The first owners of this house were Peter and Minnie Holdensen. Peter Holdensen, born in Denmark c1869, was an interior decorator and designer. He came to the U.S. in 1883. In the late 1920s, he worked with a Portland hotelier to create the "Danish Village" in Scarborough, Maine, a residential hotel designed to replicate a typical Danish village with 100 cottages clustered along four principal streets. (See two Web sites about the Danish Village from the Scarborough Historical Society and a student group) for more information on this project.

Peter Holdensen and his wife Minnie (born in England c1874) had two daughters and a son. The family was listed at this address from 1928 to 1941.

Following the Holdensens in this house, after a one-year gap in the Street List, was the family of Bennett M. and Reba A. Groisser. Bennett Groisser (1891-1987) was born in Kiev and came to the U.S. in 1915. After graduating from MIT with a degree in mechanical engineering, he and two partners formed the Groisser and Shlager Iron Works, a large steel fabricating company that was in business until 1963. The company according to Groisser's Boston Globe obituary, built such well-known structures as the Harvard Square kiosk roof in 1928, the Old North Church spire after it was blown down in a hurricane in the 1950s, the Hatch Shell and the Arthur Fiedler Footbridge over Storrow Drive, the Logan International Airport control tower, the Sullivan Square overpass in Charlestown, the Longfellow Bridge, and several area high schools.

Reba Groisser (1898-1982) was born in Russia and came to the U.S. as a child.

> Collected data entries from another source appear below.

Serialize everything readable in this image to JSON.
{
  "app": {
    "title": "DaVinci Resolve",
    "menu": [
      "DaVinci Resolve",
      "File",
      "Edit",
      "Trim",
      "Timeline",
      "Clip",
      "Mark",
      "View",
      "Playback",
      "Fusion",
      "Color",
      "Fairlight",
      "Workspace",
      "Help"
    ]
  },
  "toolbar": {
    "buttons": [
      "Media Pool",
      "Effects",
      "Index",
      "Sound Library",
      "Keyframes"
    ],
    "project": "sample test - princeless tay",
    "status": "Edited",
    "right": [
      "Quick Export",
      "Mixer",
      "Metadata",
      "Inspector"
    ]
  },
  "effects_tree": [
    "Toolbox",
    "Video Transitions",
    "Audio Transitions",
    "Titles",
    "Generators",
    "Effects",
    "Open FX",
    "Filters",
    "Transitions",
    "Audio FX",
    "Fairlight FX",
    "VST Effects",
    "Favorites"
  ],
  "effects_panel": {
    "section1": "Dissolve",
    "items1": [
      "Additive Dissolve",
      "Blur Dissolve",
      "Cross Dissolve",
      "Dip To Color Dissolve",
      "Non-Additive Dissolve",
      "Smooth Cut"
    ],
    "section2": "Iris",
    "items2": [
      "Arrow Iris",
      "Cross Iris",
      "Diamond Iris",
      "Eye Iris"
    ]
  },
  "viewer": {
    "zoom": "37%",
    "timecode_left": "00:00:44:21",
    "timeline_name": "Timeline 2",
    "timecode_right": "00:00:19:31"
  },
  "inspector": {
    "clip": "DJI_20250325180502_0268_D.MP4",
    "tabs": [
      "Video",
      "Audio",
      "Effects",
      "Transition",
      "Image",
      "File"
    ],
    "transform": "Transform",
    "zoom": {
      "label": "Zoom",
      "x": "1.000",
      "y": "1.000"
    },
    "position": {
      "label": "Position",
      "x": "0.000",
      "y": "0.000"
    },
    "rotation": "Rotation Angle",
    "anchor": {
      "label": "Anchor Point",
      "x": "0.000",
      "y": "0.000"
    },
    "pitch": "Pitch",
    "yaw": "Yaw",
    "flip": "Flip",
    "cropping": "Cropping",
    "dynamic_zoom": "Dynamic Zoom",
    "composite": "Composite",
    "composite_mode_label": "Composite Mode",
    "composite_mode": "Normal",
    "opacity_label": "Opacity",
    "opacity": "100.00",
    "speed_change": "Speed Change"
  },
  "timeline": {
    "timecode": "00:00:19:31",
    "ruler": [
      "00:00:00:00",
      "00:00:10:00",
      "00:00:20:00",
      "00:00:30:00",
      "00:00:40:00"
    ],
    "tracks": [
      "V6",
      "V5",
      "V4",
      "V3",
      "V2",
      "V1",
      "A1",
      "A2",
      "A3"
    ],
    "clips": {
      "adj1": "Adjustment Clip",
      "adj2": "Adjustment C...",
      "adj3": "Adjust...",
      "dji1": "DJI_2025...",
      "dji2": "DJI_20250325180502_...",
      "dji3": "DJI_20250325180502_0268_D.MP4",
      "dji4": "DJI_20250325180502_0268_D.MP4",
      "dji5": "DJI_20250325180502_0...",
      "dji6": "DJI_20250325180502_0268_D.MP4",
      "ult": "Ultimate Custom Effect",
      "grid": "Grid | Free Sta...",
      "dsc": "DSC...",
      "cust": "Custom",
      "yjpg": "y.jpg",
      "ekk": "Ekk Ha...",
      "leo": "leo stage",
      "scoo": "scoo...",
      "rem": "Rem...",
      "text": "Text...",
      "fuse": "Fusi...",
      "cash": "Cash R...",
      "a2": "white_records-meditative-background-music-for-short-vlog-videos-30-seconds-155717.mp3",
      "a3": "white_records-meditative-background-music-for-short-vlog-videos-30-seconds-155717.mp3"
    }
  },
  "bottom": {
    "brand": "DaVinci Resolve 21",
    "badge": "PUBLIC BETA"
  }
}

A graduate of the Eliot Pearson School, now part of Tufts University, she established and directed one of the first nursery schools in Boston, a part of the Hecht House community center in Roxbury, according to her obituary in the Boston Globe. She later served as president of the Sunnyside Day Nursery School in Roxbury and on the board of directors at the Associated Day Care Services of Boston.

The Groisser family was listed at this address in the Street List from 1943 until the early 1970s.